Inconsistencies In The Reception Of Liber AL

For a number of years now, there have been rumours of “inconsistencies” in the story told by Aleister Crowley of his reception of The Book Of The Law.

In this centenary year, I am indebted to David R Jones for his summary of some of these inconsistencies. They are presented here in the hope that they might promote discussion and research. Just what the implications are is anyone’s guess…
Here’s a taste of some of the information that has recently come into my hands. Although I am planning to publish my findings, my sources are given for independent verification.

According to passenger lists I have acquired from the Mormon genealogical library at Salt Lake City the only “A Crowley” or “E Crowley” to make a First Class sea crossing from Egypt to England or France between February and June 1904 is an entry for “E Crowley and wife” that left the Suez port of Port Said on 6 April 1904 and arrived at Marseilles on 13 April they disembarked. “Edward Crowley” is, of course, what would have been on his passport. What is curious about this is that another first class passenger on this ship, The Commonwealth, was a “Mrs A Besant”, and of course Crowley explicitly claims that he and Annie Besant were on the same ship on his return from Egypt. She disembarked later at London. There is also apparently an extant Hotel record of Crowley’s from the period, which is a receipt for 5 April 1904, which would likely indicate that he checked out of his Hotel on Cairo on that date, since he was paying up his bill. I am in the process of verifying Mrs Besant’s itinerary for 1904 (she was on a speaking tour that included Sydney, Australia, and Calcutta, both ports of call for Barclay Curie & Co’s “Commonwealth”, later sold to the P&O Line from which the record is derived.

It is curious there are so many discrepancies in the story. I recommend Dr R Kaczynski’s excellent biography, not for what it says about this matter, but more for what it doesn’t say. For every other travel event in Crowley’s life he gives details such as Hotels and Ships, yet here he is silent. Why? Because the record is largely silent.

Crowley’s diaries are extant for his whole life from his induction into the Golden Dawn to his death, with two exceptions, this one and a period from 1933-4. How did he lose this one?

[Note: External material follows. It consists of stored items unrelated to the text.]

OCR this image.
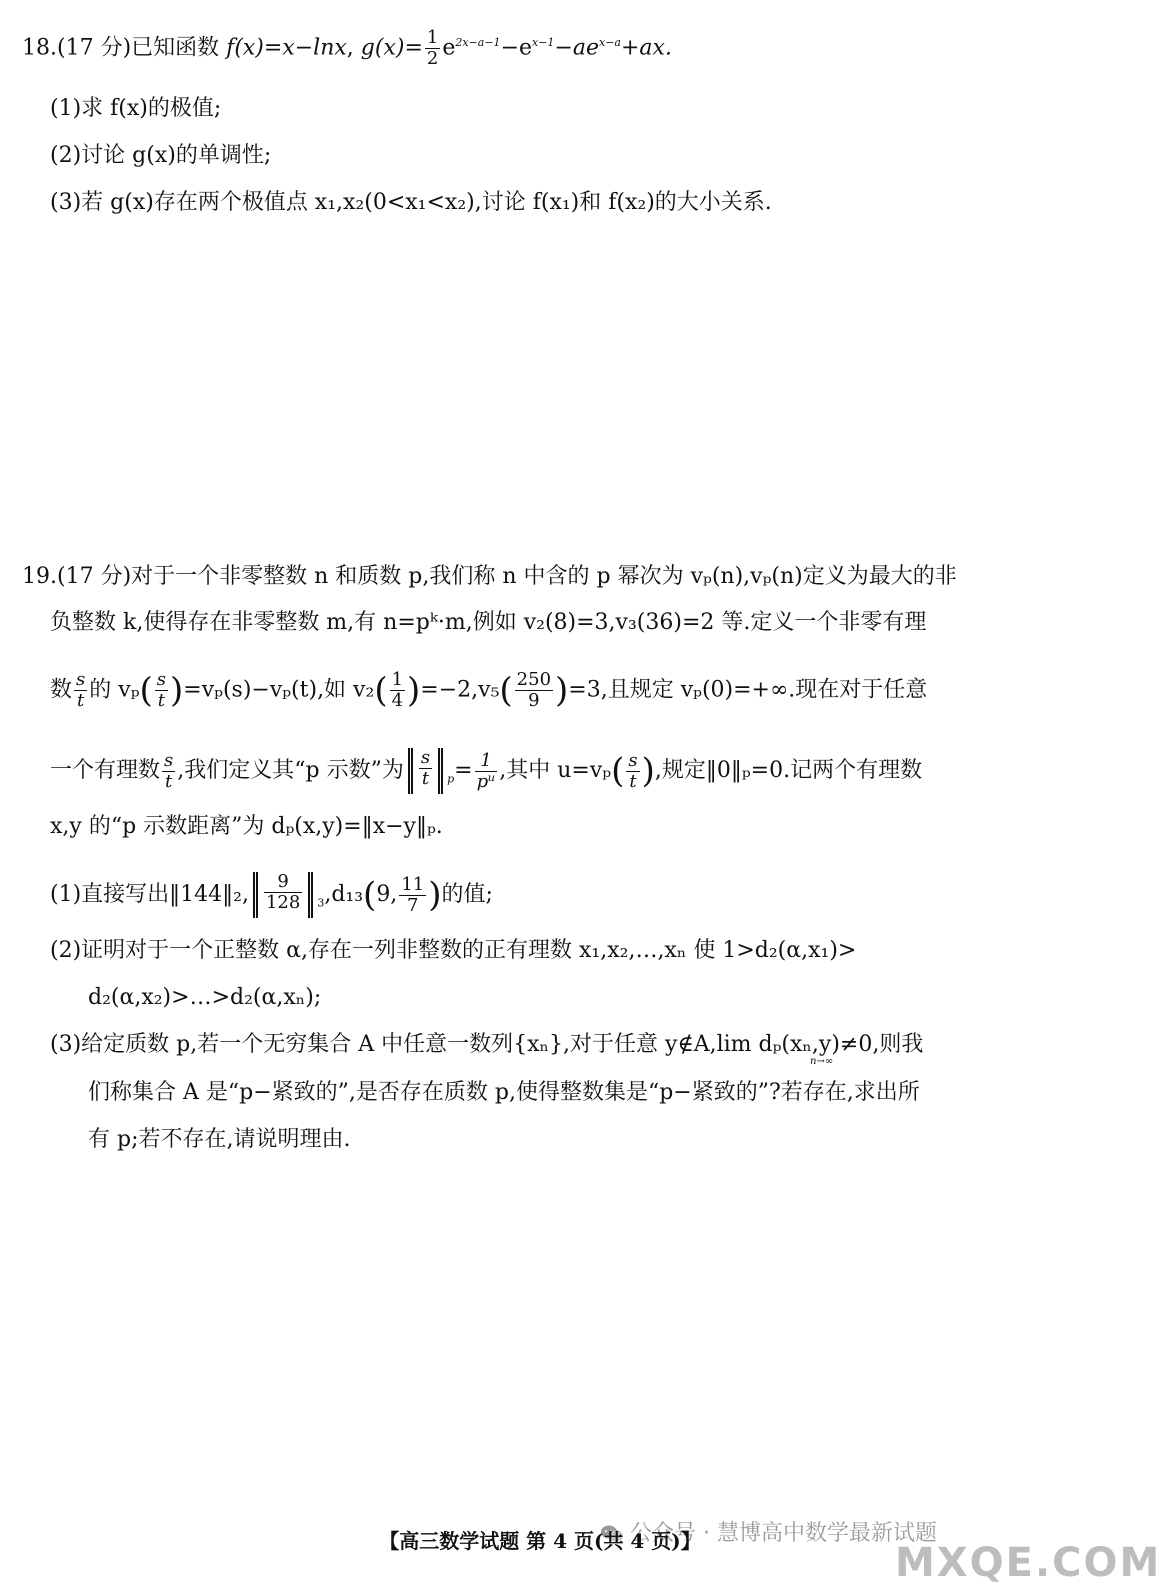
18.(17 分)已知函数 f(x)=x−lnx, $g(x)= \frac{1}{2} e^{2x-a-1}-e^{x-1}-ae^{x-a}+ax$.
(1)求 f(x)的极值;
(2)讨论 g(x)的单调性;
(3)若 g(x)存在两个极值点 x₁,x₂(0<x₁<x₂),讨论 f(x₁)和 f(x₂)的大小关系.
19.(17 分)对于一个非零整数 n 和质数 p,我们称 n 中含的 p 幂次为 vₚ(n),vₚ(n)定义为最大的非
负整数 k,使得存在非零整数 m,有 n=pᵏ·m,例如 v₂(8)=3,v₃(36)=2 等.定义一个非零有理
数 $\frac{s}{t}$ 的 $v_p( \frac{s}{t} )=v_p(s)-v_p(t)$,如 $v_2( \frac{1}{4} )=-2,v_5( \frac{250}{9} )=3$,且规定 vₚ(0)=+∞.现在对于任意
一个有理数 $\frac{s}{t}$ ,我们定义其“p 示数”为 $\frac{s}{t} _p= \frac{1}{\text{pᵘ}}$ ,其中 $u=v_p( \frac{s}{t}$ ),规定‖0‖ₚ=0.记两个有理数
x,y 的“p 示数距离”为 dₚ(x,y)=‖x−y‖ₚ.
(1)直接写出‖144‖₂, $\frac{9}{128} _3,d_{13}(9$, $\frac{11}{7}$ )的值;
(2)证明对于一个正整数 α,存在一列非整数的正有理数 x₁,x₂,…,xₙ 使 1>d₂(α,x₁)>
d₂(α,x₂)>…>d₂(α,xₙ);
(3)给定质数 p,若一个无穷集合 A 中任意一数列{xₙ},对于任意 y∉A,lim dₚ(xₙ,y)≠0,则我
n→∞
们称集合 A 是“p−紧致的”,是否存在质数 p,使得整数集是“p−紧致的”?若存在,求出所
有 p;若不存在,请说明理由.
公众号 · 慧博高中数学最新试题
MXQE.COM
【高三数学试题 第 4 页(共 4 页)】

Read his reconstructions in Equinox of the Gods and Temple of Solomon the King, and note that they too are full of vagueness completely untypical of Crowley. Likewise, Crowley initially stated that the Book of the Law was received on April 1; he changed this but never gave any explanation. All our knowledge of this event depends on Crowley’s veracity and yet there seem to be numerous discrepancies. For example, the Boulaq Museum closed in 1902, Crowley changed the date of the reception, and if my data is accurate then he wasn’t even in Cairo on the dates of the so-called reception.

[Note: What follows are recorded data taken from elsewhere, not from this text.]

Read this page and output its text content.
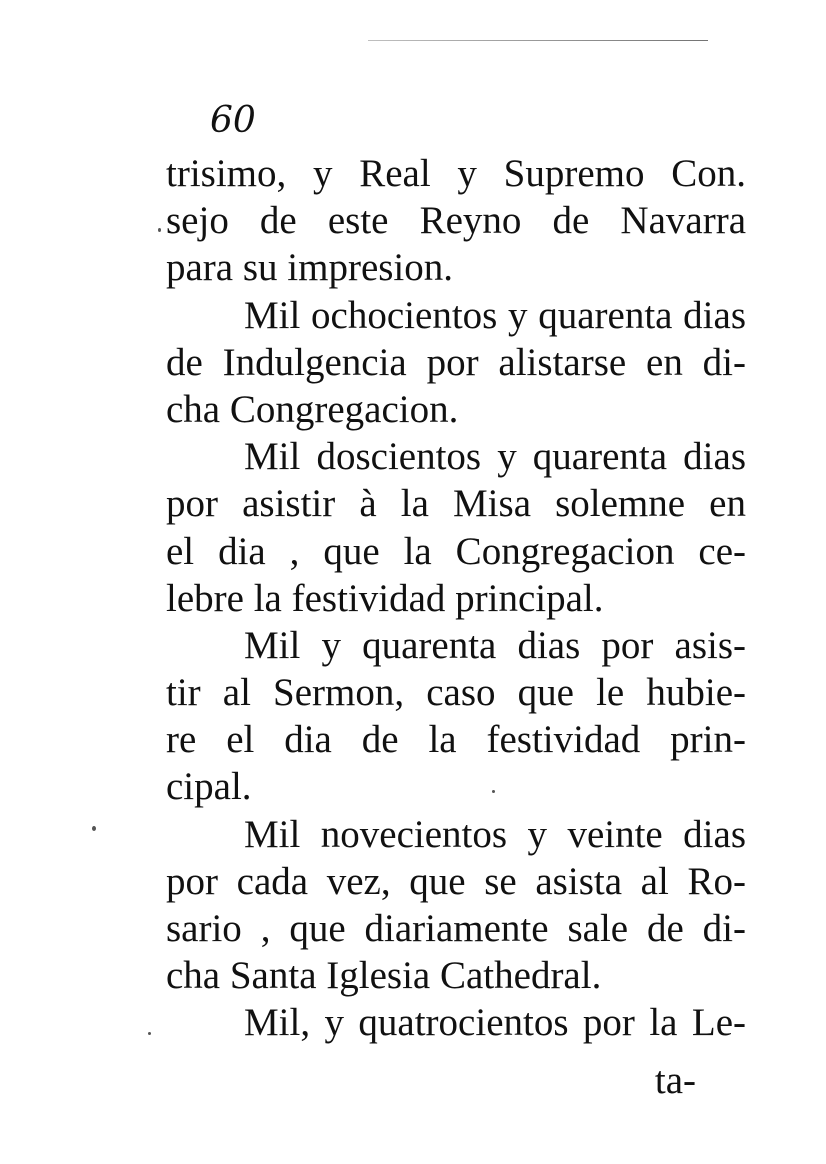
60
trisimo, y Real y Supremo Con.
sejo de este Reyno de Navarra
para su impresion.
Mil ochocientos y quarenta dias
de Indulgencia por alistarse en di-
cha Congregacion.
Mil doscientos y quarenta dias
por asistir à la Misa solemne en
el dia , que la Congregacion ce-
lebre la festividad principal.
Mil y quarenta dias por asis-
tir al Sermon, caso que le hubie-
re el dia de la festividad prin-
cipal.
Mil novecientos y veinte dias
por cada vez, que se asista al Ro-
sario , que diariamente sale de di-
cha Santa Iglesia Cathedral.
Mil, y quatrocientos por la Le-
ta-
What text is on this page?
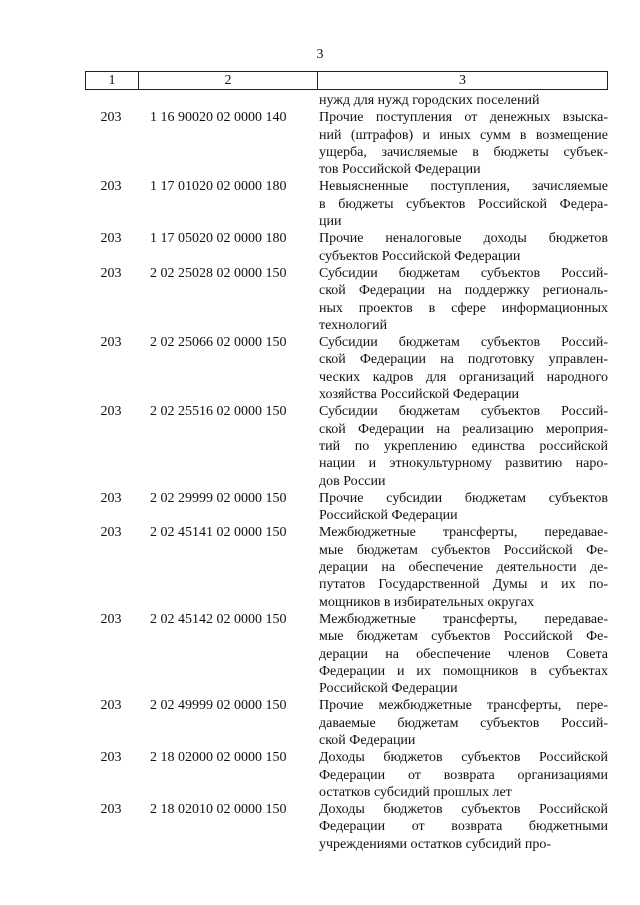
3
1	2	3
нужд для нужд городских поселений
203	1 16 90020 02 0000 140	Прочие поступления от денежных взыска-
ний (штрафов) и иных сумм в возмещение
ущерба, зачисляемые в бюджеты субъек-
тов Российской Федерации
203	1 17 01020 02 0000 180	Невыясненные поступления, зачисляемые
в бюджеты субъектов Российской Федера-
ции
203	1 17 05020 02 0000 180	Прочие неналоговые доходы бюджетов
субъектов Российской Федерации
203	2 02 25028 02 0000 150	Субсидии бюджетам субъектов Россий-
ской Федерации на поддержку региональ-
ных проектов в сфере информационных
технологий
203	2 02 25066 02 0000 150	Субсидии бюджетам субъектов Россий-
ской Федерации на подготовку управлен-
ческих кадров для организаций народного
хозяйства Российской Федерации
203	2 02 25516 02 0000 150	Субсидии бюджетам субъектов Россий-
ской Федерации на реализацию мероприя-
тий по укреплению единства российской
нации и этнокультурному развитию наро-
дов России
203	2 02 29999 02 0000 150	Прочие субсидии бюджетам субъектов
Российской Федерации
203	2 02 45141 02 0000 150	Межбюджетные трансферты, передавае-
мые бюджетам субъектов Российской Фе-
дерации на обеспечение деятельности де-
путатов Государственной Думы и их по-
мощников в избирательных округах
203	2 02 45142 02 0000 150	Межбюджетные трансферты, передавае-
мые бюджетам субъектов Российской Фе-
дерации на обеспечение членов Совета
Федерации и их помощников в субъектах
Российской Федерации
203	2 02 49999 02 0000 150	Прочие межбюджетные трансферты, пере-
даваемые бюджетам субъектов Россий-
ской Федерации
203	2 18 02000 02 0000 150	Доходы бюджетов субъектов Российской
Федерации от возврата организациями
остатков субсидий прошлых лет
203	2 18 02010 02 0000 150	Доходы бюджетов субъектов Российской
Федерации от возврата бюджетными
учреждениями остатков субсидий про-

Note his own comments in Temple of Solomon the King:

“(This diary is extremely incomplete and fragmentary. Many entries, too, are evidently irrelevant or “blinds.” We omit much of the latter two types.)”

and again

” (Blot) wch trouble with ds.
(Blot) P.B. (All unintelligible; possibly a blind.)
“April” 6. Go off again to H, taking A’s p.

(This probably a blind.)”

What is going on here? And why is this of all his diaries “apparently missing”? It actually makes sense in terms of what Crowley really did, i.e. left Egypt on 6 April. We have the ones before it, and though there is apparently a gap of about a month after the reception we have the ones after it. Crowley claims to have it in the Temple of Solomon the King account. I am hoping to publish these results when I get them all collected and have invitations to examine both the P&O Shipping records and the Theosophical Society records, including Mrs Besant’s papers this coming summer in London. More hopefully will follow, but the more I look into this matter the more and more it appears to be what in religious circles is called a “pious fraud”. Why I am not sure, but it does bring up the whole question of what surrounded the genesis of Liber L and that the magical trappings and psychic phenomena used as proofs by Crowley of its validity are probably simply window dressing. It does certainly put his later attempts to restrict commentary and study in a new light. And explain his reverence for Blavatsky’s dishonesty in a similar context.